Learn English – “I leaked nothing to nobody.” – SAE? AAVE? Deliberate double negative

african-american-vernacular-englishdouble-negationnegation

"I leaked nothing to nobody" (around 3:42 in the video)

Is the sentence above from Susan Rice grammatically correct in standard American English (SAE)? Seems like it should be:

I leaked nothing to anybody/anyone.

If not SAE, is it maybe African American Vernacular English (AAVE)?

If not AAVE, would the double negative make it a positive? Maybe weasel wording or understatement (litotes)?

Best Answer

It's not a dialect thing, it is grammatical standard English.

The "double negative" rule applies to situations where you have two possible negation strategies, one being a negated auxiliary verb + a negative polarity item; the second being a content word with negative meaning.
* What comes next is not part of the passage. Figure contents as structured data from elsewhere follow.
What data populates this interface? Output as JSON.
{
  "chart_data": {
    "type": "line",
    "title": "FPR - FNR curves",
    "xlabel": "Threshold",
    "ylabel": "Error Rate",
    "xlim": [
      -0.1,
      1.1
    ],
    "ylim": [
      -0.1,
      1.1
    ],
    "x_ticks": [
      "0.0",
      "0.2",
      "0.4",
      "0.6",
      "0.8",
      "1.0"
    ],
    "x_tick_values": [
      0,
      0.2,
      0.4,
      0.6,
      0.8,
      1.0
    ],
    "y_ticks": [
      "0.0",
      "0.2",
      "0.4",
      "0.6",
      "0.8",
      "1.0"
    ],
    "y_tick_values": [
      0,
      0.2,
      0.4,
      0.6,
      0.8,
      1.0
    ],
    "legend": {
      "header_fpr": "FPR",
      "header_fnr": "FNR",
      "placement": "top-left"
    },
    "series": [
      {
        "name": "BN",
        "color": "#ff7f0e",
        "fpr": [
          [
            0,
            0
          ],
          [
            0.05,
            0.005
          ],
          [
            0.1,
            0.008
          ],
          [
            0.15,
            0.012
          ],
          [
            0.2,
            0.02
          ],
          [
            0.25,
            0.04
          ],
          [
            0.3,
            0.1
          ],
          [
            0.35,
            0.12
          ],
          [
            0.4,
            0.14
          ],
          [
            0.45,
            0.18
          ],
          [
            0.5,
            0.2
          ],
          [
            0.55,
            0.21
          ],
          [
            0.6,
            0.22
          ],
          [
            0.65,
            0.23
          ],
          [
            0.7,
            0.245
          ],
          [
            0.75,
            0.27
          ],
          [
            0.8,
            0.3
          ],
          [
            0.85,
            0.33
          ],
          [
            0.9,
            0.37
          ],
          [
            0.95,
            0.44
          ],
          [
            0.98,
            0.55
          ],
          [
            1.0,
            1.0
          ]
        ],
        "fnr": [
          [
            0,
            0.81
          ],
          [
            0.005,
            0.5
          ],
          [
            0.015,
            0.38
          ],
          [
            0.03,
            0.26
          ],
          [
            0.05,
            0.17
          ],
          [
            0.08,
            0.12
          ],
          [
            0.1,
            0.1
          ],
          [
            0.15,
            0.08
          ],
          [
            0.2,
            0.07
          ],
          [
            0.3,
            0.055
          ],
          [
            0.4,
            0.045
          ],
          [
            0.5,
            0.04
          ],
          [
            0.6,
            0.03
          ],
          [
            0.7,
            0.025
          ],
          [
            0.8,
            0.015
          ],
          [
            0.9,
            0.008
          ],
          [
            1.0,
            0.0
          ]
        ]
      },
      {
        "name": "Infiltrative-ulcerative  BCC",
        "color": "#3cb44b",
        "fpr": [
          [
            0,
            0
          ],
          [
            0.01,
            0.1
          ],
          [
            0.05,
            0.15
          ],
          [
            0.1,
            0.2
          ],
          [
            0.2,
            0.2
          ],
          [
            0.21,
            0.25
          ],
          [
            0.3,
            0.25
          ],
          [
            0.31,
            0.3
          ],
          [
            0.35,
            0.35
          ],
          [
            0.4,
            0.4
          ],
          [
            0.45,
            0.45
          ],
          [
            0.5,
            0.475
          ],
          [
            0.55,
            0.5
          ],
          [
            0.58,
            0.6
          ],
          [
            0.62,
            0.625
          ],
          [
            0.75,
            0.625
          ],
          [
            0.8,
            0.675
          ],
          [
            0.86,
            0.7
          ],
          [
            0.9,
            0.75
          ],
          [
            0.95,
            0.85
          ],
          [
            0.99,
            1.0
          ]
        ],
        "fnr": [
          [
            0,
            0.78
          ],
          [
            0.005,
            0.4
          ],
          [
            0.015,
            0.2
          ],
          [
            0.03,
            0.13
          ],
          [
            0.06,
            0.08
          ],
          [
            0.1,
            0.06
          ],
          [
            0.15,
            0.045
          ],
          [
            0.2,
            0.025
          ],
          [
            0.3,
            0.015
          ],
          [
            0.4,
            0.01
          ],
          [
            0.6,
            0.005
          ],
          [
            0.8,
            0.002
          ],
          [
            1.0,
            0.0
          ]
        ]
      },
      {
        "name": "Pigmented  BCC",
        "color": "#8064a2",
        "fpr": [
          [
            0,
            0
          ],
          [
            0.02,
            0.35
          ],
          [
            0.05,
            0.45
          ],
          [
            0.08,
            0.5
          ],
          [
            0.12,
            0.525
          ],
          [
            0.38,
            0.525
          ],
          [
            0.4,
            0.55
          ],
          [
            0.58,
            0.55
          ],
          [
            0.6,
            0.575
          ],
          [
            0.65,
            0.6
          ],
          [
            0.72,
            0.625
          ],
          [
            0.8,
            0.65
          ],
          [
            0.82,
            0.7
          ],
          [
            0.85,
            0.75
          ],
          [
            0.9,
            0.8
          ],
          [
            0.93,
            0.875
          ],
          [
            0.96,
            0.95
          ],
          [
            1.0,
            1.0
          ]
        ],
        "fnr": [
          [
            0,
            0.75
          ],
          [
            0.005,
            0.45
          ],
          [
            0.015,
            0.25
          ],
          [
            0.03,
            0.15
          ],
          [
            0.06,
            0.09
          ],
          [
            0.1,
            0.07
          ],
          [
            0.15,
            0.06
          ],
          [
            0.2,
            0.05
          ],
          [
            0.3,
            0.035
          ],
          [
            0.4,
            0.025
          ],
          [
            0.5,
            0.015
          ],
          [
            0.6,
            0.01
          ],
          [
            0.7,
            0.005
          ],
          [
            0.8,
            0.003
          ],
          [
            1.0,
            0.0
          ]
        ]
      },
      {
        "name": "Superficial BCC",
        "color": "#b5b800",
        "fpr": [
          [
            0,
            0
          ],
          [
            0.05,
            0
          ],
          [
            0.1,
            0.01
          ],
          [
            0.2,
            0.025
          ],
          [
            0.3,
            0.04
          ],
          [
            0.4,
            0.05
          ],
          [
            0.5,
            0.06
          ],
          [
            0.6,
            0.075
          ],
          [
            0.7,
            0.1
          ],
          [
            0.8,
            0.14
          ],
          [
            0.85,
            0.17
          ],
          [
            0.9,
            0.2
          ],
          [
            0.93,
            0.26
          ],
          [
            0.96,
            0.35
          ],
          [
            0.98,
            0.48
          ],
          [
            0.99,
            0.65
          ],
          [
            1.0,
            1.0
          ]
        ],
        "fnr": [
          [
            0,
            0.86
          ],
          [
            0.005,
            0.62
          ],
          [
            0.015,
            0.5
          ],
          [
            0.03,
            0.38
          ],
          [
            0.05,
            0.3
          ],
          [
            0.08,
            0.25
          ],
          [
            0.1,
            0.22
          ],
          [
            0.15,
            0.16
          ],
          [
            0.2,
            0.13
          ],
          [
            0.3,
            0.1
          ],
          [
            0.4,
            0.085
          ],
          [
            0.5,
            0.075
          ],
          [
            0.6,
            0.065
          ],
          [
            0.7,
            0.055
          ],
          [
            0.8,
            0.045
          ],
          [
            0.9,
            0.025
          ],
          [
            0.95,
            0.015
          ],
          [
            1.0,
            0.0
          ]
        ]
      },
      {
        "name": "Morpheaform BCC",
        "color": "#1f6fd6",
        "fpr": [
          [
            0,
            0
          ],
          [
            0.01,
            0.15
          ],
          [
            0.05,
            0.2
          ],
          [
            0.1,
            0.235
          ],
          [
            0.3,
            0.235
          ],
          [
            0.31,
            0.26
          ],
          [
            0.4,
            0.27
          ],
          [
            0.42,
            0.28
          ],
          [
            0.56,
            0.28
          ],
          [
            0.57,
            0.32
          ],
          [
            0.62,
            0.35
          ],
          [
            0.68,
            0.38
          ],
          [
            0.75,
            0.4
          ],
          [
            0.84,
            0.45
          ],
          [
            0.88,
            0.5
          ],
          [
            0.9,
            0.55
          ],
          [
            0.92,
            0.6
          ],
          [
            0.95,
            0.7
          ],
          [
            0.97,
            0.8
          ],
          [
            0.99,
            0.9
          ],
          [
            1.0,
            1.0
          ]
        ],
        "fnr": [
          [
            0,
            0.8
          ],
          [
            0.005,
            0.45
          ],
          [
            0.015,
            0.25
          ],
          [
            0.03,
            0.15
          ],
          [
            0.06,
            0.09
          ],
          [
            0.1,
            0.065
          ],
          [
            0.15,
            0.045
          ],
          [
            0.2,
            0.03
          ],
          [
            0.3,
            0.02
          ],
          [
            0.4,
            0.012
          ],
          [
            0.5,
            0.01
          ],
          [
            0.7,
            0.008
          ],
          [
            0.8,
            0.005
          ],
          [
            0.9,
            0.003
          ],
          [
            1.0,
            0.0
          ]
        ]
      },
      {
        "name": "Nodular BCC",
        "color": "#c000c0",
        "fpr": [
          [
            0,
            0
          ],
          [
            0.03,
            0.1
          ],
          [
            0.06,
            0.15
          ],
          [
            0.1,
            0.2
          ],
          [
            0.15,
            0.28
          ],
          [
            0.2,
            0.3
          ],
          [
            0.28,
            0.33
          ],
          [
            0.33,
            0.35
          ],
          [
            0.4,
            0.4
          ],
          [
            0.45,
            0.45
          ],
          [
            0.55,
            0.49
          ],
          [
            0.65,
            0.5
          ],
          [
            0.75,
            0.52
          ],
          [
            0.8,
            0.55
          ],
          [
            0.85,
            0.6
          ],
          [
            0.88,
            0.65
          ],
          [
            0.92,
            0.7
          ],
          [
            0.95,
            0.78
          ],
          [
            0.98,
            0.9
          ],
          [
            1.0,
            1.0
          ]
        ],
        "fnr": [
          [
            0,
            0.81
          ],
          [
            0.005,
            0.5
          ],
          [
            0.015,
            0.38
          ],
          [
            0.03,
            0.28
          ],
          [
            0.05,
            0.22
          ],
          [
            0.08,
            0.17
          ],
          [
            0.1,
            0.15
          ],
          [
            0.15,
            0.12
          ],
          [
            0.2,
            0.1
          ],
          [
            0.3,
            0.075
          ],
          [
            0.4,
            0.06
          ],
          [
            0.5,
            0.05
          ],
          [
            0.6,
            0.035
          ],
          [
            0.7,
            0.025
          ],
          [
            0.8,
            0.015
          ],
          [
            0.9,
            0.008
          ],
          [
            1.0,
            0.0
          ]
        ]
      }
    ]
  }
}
(1) I have not leaked anything. [Negated auxiliary + NPI (anything)]
(2) I have leaked nothing. [Content word with negative meaning (nothing)]

The rule is that you can't use both strategies at the same time. Also, related is that using an NPI like anything or at all can't be used with a non-negated main verb:

*I have not leaked nothing.
*I have leaked anything.

Rice uses strategy (2), instead of strategy (1) (which would have been I didn't leak anything to anybody.). This is a more direct way of speaking and is well suited to the spoken medium.